By Phil Hall | September 14, 2010

Leon Gast’s documentary, which was originally broadcast on HBO, focuses on the notorious paparazzo Ron Galella, who achieved a degree of fame in the 1970s via controversial run-ins with a few of his celebrity subjects.

Jacqueline Kennedy Onassis took Galella to court several times following his obsessive stalking of the former First Lady and her children, while Marlon Brando expressed his displeasure with the photographer via a swift punch to Galella’s jaw.  (The photographer lost five teeth but won $40,000 in an out-of-court settlement.)  Galella’s infamy and ubiquity on the celebrity circuit became so pronounced – he was as much a part of New York’s Studio 54 as the disco ball and cocaine parties – that no less a figure than Princess Grace once good-naturedly joked about him when he failed to show up at one of her New York gala events.

Today, the septuagenarian shutterbug limits his work to formal red carpet events and the endless self-promotion of his books and gallery shows. Galella has no shortage of anecdotes and an overflowing archive that he is too eager to share, and the film exploits both to the fullest.

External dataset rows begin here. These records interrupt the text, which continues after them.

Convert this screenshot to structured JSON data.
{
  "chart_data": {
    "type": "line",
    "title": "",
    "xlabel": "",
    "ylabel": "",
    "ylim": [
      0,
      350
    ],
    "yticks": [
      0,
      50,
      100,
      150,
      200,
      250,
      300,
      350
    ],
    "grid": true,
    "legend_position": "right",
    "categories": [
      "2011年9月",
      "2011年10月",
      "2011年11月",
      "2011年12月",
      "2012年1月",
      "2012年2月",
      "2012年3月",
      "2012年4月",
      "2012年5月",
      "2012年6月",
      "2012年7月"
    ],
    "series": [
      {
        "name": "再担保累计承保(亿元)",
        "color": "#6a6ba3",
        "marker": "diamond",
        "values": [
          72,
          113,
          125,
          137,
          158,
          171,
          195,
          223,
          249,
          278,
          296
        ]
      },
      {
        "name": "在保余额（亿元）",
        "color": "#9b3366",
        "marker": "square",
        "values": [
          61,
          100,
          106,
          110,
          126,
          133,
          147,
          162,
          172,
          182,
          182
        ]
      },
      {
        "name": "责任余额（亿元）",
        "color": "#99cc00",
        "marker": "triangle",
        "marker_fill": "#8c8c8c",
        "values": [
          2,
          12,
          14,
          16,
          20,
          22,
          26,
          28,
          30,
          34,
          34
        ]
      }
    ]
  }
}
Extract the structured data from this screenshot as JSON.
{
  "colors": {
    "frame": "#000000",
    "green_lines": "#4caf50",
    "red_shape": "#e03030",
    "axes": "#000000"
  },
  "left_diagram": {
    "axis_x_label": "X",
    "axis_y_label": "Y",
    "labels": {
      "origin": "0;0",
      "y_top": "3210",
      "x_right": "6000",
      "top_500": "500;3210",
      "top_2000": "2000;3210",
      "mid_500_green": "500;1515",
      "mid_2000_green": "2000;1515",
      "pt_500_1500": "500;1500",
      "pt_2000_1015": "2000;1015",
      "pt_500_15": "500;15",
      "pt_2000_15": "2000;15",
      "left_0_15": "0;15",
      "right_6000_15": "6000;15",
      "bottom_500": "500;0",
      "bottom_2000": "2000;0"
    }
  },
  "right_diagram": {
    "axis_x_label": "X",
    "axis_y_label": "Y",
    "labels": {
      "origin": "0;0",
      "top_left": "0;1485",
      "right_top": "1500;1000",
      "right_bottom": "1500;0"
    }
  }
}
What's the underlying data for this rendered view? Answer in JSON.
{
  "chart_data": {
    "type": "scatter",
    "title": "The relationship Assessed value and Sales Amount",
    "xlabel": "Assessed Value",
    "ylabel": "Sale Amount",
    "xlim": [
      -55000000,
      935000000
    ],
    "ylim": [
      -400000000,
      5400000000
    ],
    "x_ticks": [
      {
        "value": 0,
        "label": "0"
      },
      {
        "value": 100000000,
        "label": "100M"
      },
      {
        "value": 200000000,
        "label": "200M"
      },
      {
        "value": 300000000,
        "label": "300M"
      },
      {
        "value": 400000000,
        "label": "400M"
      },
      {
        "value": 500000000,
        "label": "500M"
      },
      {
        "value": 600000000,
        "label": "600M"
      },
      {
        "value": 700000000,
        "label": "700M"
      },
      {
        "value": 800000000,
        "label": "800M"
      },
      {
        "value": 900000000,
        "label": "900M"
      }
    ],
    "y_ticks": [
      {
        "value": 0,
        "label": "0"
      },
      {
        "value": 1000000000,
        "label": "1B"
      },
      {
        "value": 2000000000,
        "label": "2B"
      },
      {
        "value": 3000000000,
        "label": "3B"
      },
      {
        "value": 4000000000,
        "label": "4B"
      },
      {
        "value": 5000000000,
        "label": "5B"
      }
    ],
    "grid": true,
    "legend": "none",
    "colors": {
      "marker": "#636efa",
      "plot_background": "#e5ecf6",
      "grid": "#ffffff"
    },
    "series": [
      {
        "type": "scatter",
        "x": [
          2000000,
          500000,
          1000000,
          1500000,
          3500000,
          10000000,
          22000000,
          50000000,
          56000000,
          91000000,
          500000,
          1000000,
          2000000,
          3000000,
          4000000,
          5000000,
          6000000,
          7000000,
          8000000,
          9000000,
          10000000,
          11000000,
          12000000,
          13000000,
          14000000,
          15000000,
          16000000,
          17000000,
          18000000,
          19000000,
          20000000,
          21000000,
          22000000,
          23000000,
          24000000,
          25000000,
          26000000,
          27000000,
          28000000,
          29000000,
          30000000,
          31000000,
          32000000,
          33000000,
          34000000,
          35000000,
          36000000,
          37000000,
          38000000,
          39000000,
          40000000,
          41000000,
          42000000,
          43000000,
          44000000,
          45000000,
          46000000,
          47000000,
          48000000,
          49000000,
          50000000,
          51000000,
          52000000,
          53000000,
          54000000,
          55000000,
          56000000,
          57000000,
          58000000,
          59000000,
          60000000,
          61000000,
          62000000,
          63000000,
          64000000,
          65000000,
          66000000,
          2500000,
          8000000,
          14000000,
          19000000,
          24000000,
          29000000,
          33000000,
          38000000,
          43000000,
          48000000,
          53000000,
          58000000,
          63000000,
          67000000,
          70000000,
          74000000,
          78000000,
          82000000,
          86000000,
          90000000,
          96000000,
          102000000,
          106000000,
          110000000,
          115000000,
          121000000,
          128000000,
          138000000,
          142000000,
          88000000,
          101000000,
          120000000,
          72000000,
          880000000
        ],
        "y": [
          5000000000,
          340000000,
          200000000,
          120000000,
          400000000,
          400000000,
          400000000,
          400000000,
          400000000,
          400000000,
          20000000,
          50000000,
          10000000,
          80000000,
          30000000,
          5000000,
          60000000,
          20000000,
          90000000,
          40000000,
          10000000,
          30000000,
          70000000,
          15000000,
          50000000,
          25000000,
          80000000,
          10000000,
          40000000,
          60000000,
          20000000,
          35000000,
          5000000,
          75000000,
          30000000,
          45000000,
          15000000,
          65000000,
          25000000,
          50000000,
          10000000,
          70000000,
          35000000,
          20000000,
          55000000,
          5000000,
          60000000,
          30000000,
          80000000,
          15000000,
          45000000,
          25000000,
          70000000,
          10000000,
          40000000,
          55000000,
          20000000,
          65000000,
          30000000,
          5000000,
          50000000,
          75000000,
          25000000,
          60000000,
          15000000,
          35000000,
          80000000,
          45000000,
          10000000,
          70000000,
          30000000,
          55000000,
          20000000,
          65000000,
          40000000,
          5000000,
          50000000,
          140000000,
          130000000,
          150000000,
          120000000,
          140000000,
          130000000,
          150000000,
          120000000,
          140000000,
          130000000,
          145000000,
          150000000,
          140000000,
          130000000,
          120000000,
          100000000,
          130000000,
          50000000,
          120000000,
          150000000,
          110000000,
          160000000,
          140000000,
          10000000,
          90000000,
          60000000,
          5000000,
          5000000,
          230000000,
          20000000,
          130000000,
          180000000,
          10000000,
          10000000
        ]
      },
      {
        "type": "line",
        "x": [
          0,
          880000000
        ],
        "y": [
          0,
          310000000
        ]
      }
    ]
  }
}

While Galella comes across as a cheerful but tacky character, the severity of his tactics and the quality of his photographic work is vigorously debated throughout the film by a series of careful admirers and unimpressed critics.  Ultimately, Galella’s work is more interesting than the man behind the camera – and the inability of several young gallery patrons to identify the 1960s and 1970s icons photographed by Galella offers an inadvertently cynical statement on the ephemeral nature of fame.